Micro-Benchmarks can be used in addition to a profiler to find and fix problematic parts of your code. So, you can run a profiler to identify the problematic regions and then test those specific regions with micro-benchmarks.
Generally speaking, micro-benchmark frameworks (such as Caliper and JMH) are designed to prevent many of the common mistakes and make it easier to create meaningful benchmarks (as is described in the answer to this question). These are in many cases problems which don't occur in the same form when you're testing larger pieces of code; therefore it makes sense to keep micro-benchmarks small. (That's why they're called micro-benchmarks after all.)

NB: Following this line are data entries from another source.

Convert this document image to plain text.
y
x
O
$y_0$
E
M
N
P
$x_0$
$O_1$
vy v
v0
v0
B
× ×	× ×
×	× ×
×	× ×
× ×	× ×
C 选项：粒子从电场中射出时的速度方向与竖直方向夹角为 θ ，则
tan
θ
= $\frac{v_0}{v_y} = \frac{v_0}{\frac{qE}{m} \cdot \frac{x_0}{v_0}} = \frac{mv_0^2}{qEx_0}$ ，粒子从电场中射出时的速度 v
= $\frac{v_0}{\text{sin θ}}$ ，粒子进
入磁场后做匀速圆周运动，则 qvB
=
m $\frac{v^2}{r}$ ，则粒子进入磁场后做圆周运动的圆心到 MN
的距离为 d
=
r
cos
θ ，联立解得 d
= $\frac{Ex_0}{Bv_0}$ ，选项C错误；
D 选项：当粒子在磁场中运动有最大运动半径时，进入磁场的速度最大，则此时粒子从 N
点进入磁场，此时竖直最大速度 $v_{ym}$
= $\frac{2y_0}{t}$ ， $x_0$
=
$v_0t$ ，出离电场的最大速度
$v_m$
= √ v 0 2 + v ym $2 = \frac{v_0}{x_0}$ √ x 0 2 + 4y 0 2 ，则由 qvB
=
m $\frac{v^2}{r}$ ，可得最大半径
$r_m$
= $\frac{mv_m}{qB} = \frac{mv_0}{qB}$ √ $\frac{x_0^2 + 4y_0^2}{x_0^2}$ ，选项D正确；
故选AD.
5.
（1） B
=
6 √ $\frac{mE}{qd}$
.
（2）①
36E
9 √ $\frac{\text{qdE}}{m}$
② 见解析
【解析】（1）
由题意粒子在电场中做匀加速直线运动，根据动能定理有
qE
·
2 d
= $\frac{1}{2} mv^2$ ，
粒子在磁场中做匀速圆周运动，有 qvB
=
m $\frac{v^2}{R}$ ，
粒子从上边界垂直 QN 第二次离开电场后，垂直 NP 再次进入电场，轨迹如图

Some things I've come up with are the following.
Measure:
- if you've found a bottleneck and you may have a better solution
- if you're comparing several technologies which can do the same job (e.g. xml parsers) and want to know which one is fastest before using them in your real code
- if you have nothing else to improve about your code
Don't measure:
- if the code has time wise unreliable outside dependencies (e.g. it talks over a network)
- if the measured piece of code won't be called very often (or if you're unsure) unless your application is REALLY time sensitive.
(= If you rarely run a piece of code, don't try optimize it. It probably won't be worth the time.)
- if the operation will take longer than a few milliseconds to complete
- just because your boss, manager or someone else who is in charge thinks that it's a good idea to do so
Also, while some people run micro-benchmarks regularly (as you would run unit tests), since I use them only to analyze problems I already know about (thanks to the profiler), these benchmarks are not something I'll need to run very often. There may be situations in which this would make sense (and if you know of one, please comment!) but that would probably be a totally different way of using such tools.